According to new IAU guidelines, planets must now meet three criteria: they must orbit the sun; they must be large enough for gravity to pull them into a spherical shape; and they must be able to sweep other objects out of their path as they move through space. Pluto, though big enough and round enough, was just not good enough to meet this last criterion.
Those who believe that Pluto should remain a planet have had a nasty shock. In a reversal of the situation that Galileo found himself in, publicly renouncing his heliocentric heresy, while privately believing that the earth moved, they will secretly cling to their now-unscientific view of the universe. Evolution may be just a theory, they will insist, but you can see planets -- though you can see some of them only with a very large telescope.
But renaming Pluto may prove a bigger shock to those who believe that language must be a fixed and stable entity, a rock to cling to in parlous times, a shibboleth to separate friend from foe, a dependable beacon by which to judge right from wrong.
But language is not a pole star, not, as Shakespeare might have put it, "an ever-fixed mark. . . that is the star to every wandering bark." While language is systematic, it is never altogether stable. Its sounds, its sentences, its meanings are constantly shifting orbit, changing and adapting as we move from context to context, from mood to mood, from certainty to puzzlement.
Many of the definitions I learned in school have changed: the number of U.S. states, the number of human chromosomes, the number of Jupiter's moons. The map of Africa that I memorized in seventh grade is no more. "Red" China, the subject of many an emotional high school debate, joined the United Nations after all. The mighty Soviet Union came apart. And like Galileo's earth, the Brooklyn Dodgers moved.
OK, you say, these are "official" names subject to "official" redefinition, not to mention the vagaries of history, geography, and politics. No surprise there, since officials, whether they're astronomers or soccer refs, have been known to change their minds. But there are still seven continents and seven seas, right? Not in France, which only recognizes five of each. A French teacher once showed me on a globe that North and South America must be one continent, because they're connected. And Australia, he insisted, was an island near what I erroneously called the Indian Ocean, really just an arm of the Pacific, as is the Arctic Ocean, if I remember correctly. Evidemment. Or as we say in English, QED.
English doesn't have to agree with French, to be sure. But in many cases English doesn't even have to agree with itself all the time. It was Emerson who said that a foolish consistency was the hobgoblin of little minds. That's why a word like 'literally' can mean figuratively, not literally; a double negative can signal a negative, not a positive; 'between' can refer to more than two, or just two; and commas may or may not be used to separate a series of three (though obviously that honor sometimes falls to semicolons).
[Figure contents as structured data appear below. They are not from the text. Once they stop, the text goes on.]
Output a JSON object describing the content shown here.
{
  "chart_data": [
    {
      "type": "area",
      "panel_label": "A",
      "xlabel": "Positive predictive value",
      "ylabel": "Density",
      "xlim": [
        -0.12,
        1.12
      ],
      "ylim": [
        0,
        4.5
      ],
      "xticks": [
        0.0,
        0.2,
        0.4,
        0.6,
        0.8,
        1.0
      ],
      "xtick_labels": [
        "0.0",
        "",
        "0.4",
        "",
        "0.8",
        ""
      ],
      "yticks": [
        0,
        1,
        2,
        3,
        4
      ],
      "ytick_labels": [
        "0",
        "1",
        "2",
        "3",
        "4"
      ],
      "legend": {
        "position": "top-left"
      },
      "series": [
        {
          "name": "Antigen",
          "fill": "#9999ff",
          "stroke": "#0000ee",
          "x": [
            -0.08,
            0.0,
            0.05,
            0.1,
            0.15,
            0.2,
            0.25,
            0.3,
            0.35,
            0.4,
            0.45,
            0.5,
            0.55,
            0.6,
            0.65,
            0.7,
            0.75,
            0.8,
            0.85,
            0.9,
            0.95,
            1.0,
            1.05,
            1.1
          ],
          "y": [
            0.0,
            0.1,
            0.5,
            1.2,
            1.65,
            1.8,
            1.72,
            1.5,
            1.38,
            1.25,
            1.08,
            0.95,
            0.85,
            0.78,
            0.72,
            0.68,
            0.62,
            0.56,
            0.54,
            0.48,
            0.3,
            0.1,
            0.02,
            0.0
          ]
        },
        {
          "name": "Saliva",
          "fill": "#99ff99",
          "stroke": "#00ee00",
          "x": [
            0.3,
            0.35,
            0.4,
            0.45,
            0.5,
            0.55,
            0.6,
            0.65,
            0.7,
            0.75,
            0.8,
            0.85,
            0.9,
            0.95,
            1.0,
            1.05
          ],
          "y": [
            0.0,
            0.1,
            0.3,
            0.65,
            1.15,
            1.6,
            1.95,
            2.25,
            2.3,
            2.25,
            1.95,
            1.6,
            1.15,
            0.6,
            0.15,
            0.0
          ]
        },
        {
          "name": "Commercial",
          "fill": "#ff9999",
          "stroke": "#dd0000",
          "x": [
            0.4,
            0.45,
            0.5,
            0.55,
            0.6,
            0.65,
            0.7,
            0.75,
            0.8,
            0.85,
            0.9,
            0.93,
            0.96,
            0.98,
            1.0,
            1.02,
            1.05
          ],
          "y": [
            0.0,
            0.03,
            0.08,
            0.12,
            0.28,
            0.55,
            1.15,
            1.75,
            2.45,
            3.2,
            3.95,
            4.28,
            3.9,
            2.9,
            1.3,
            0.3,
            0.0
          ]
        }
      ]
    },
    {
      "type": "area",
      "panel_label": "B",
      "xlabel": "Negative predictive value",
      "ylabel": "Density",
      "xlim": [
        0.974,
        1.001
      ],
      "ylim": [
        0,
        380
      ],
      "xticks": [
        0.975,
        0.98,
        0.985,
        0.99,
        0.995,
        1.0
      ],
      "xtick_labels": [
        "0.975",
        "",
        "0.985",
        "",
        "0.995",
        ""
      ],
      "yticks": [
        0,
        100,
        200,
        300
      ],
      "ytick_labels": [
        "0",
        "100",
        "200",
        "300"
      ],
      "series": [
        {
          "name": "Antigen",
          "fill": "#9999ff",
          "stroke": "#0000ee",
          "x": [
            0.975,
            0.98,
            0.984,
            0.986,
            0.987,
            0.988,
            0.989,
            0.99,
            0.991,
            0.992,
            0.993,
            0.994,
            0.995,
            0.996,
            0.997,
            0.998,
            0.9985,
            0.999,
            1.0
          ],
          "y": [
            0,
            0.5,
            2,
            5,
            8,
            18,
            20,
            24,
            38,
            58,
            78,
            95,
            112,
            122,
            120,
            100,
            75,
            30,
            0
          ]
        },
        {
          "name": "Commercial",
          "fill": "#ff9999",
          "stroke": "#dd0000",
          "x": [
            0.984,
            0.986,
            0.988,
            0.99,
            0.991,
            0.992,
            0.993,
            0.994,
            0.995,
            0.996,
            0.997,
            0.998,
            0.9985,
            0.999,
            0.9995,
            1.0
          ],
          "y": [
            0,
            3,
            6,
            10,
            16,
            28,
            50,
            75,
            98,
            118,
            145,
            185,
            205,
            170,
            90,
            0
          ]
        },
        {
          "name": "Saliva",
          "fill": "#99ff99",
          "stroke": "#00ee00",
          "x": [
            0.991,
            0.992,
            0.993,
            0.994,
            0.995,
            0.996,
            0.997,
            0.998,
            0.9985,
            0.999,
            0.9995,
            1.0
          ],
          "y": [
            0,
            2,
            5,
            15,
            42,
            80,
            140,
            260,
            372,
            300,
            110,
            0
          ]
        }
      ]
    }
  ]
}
Looked at that way, renaming Pluto as a dwarf planet is no big deal. At least Pluto wasn't reclassified as a planetary object, a category now reserved for celestial bodies even less important than the planet formerly known as 9. And Walt Disney has no intention of getting rid of its cartoon character Pluto, introduced as Mickey Mouse's pet dog in 1930 right after the discovery of the dwarf plant. The IAU's action is just a drop in the semantic bucket, of no more significance in the grand scheme of things linguistic than the fact that the inhabitants of Pluto don't call our planet earth.